I apologize if this isn’t the best exchange to be asking in, but I’m a little new at this.
Problem: A close relation outside my local area with declining cognitive function is demonstrating increasingly poor infosec practices. I have a plan to try preserver their online freedom while keeping them reasonably safe, but have no idea if it’s any good.
Details: Relation has issue with poor impulse control, and frankly a long unaddressed history of terrible infosec. They have multiple email accounts, some dating back decades, and little to no hesitation about opening extremely questionable attachments. I am aware of at least one successful remote access phishing attack. They are prone to visiting sites that pose security threats.
Devices: The user works mostly on a windows machine,and has an iOS phone. The residence also has an OSx (x86) machine, other iOS devices, and a small number of networked devices. (printer/smart tv/etc.)

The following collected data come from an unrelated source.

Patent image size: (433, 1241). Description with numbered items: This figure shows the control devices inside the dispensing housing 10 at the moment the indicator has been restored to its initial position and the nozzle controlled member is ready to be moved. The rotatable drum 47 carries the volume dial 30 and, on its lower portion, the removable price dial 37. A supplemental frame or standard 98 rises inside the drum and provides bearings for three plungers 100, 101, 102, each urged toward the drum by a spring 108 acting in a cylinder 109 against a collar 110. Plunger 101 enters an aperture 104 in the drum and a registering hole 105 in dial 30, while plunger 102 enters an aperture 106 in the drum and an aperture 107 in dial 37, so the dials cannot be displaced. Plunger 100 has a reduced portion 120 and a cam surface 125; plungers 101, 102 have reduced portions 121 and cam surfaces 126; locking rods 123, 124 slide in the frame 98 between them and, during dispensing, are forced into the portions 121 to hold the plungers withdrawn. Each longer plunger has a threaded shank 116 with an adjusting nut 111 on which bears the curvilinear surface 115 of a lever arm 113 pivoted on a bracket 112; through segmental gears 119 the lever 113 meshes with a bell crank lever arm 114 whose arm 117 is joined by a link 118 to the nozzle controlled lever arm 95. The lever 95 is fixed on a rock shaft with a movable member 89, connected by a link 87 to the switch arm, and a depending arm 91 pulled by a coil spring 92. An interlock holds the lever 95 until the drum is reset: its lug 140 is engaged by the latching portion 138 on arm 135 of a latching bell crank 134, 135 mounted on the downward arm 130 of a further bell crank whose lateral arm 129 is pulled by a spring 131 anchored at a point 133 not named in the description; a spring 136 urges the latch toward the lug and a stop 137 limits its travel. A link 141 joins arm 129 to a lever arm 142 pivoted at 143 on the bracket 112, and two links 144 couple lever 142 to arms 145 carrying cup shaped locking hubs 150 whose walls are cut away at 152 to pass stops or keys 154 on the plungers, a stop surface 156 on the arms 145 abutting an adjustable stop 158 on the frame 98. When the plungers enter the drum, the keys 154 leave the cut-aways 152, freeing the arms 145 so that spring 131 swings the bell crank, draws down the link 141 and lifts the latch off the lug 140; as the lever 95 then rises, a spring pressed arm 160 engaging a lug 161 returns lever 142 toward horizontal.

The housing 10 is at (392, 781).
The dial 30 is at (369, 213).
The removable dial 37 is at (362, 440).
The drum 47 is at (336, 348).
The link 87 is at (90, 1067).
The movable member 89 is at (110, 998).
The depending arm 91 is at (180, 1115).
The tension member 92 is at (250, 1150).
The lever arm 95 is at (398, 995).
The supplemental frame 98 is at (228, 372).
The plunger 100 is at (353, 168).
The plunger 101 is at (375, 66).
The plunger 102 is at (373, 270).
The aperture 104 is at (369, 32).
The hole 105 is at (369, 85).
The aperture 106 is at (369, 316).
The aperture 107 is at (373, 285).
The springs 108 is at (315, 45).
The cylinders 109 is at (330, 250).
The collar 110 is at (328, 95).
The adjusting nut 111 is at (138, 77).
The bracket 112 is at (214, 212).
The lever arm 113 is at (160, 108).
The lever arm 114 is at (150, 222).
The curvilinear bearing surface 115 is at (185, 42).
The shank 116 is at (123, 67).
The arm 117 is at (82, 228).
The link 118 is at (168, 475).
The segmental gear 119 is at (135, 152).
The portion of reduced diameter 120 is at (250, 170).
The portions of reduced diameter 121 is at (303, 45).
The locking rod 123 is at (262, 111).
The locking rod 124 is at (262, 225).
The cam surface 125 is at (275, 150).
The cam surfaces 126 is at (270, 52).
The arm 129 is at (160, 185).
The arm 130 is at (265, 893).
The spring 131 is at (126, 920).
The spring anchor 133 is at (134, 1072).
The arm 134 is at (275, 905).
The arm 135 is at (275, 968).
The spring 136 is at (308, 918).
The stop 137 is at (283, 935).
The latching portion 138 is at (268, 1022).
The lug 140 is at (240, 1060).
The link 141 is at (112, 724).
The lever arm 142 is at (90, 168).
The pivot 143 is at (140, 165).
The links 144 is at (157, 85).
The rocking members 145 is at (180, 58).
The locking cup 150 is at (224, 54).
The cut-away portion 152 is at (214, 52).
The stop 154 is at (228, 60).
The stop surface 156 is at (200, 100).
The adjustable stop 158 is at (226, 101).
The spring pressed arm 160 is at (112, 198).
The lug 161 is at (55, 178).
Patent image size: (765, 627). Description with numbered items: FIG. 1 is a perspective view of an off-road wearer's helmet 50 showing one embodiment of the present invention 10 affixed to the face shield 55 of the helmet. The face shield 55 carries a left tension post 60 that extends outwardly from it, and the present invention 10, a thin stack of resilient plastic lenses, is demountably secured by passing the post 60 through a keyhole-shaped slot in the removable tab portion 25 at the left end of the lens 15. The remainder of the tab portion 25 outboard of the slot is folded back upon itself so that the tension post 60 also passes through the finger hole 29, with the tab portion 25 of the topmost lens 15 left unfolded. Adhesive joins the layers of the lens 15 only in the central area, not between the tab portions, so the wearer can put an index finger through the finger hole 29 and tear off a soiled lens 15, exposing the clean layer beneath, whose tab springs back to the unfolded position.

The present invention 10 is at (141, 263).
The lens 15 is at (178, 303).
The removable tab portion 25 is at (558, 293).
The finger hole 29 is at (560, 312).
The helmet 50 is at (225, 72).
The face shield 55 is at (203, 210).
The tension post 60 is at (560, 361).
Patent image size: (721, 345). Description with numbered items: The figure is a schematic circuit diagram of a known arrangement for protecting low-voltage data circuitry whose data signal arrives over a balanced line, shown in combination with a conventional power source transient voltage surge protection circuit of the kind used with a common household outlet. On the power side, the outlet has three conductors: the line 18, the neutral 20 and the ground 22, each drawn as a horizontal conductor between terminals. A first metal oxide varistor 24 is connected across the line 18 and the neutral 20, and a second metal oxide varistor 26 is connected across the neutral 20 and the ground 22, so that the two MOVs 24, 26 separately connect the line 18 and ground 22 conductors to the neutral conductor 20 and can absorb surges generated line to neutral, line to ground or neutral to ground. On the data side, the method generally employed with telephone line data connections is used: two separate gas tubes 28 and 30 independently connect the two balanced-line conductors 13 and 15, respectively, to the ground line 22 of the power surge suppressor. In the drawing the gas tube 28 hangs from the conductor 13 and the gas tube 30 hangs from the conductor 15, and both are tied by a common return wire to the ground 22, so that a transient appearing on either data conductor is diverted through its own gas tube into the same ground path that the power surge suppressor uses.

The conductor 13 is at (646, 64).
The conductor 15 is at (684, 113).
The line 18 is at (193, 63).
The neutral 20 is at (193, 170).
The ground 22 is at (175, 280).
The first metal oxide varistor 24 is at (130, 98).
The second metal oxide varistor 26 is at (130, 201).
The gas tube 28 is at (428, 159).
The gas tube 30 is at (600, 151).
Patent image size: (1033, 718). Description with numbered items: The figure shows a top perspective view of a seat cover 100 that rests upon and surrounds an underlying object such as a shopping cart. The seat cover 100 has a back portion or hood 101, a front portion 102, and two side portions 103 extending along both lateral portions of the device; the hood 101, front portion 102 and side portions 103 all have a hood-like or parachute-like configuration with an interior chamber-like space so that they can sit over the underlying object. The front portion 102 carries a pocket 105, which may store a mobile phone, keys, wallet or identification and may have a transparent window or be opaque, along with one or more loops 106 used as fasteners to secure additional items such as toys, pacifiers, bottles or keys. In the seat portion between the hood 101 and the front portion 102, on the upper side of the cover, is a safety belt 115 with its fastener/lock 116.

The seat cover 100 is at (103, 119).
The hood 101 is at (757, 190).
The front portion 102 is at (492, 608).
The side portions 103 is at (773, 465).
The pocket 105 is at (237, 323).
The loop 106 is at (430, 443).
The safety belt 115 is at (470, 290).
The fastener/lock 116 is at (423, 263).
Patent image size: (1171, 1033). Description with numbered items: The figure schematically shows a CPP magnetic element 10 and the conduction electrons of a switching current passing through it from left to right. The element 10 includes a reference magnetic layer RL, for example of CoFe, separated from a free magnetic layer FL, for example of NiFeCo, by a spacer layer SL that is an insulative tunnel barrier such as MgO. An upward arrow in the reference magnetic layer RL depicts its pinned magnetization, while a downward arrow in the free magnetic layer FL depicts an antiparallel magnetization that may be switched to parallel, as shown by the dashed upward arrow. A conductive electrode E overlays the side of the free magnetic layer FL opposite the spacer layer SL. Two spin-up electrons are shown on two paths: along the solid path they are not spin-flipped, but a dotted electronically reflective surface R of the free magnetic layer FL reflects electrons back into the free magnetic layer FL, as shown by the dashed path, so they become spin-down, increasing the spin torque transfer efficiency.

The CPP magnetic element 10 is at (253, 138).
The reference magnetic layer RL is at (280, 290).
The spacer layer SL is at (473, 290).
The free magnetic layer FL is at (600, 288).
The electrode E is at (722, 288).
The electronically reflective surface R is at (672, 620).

My Skill Level: Technically competent w/ limited coding skills, but decent hardware skills. Little to no experience with network management or Linux. I do have an embarrassing abundance of free time at the moment.
Current Plan:
- Toss the users current system after an expert retrieves critical files from it
- Hardware authenticator & password manager
- Purchase a subscription-based anti-virus program
- Implement DNS filtering via PiHole to block malicous IPs
- Setup remote access behind a VPN. (Preferable with a simple hardware switch to start & stop the service that also shoots an sms to me)
- Harden the Pi with something like Tripwire IDS & Rkhunter
- Wipe/factory reset all networked devices to the best of my ability
- Find/implement a method to segregate the users computer from other networked devices
- Attempt* to migrate the user to a new set of email address, or at least retire the most dangerous ones
- Attempt* to revoke the user’s administrative access
- Attempt* to migrate the user’s from windows to OSx or even Chrome OS**
*I say attempt, not due to a lack of technical knowledge, but with regards to user buy-in.
**The user has previously resisted a proposed migration to a chromebook, on the basis they will lose access to excel.
I would greatly appreciate any and all feedback this community could offer. As a novice, I’m well aware I may be missing low hanging fruit or pursuing wildly impractical solutions.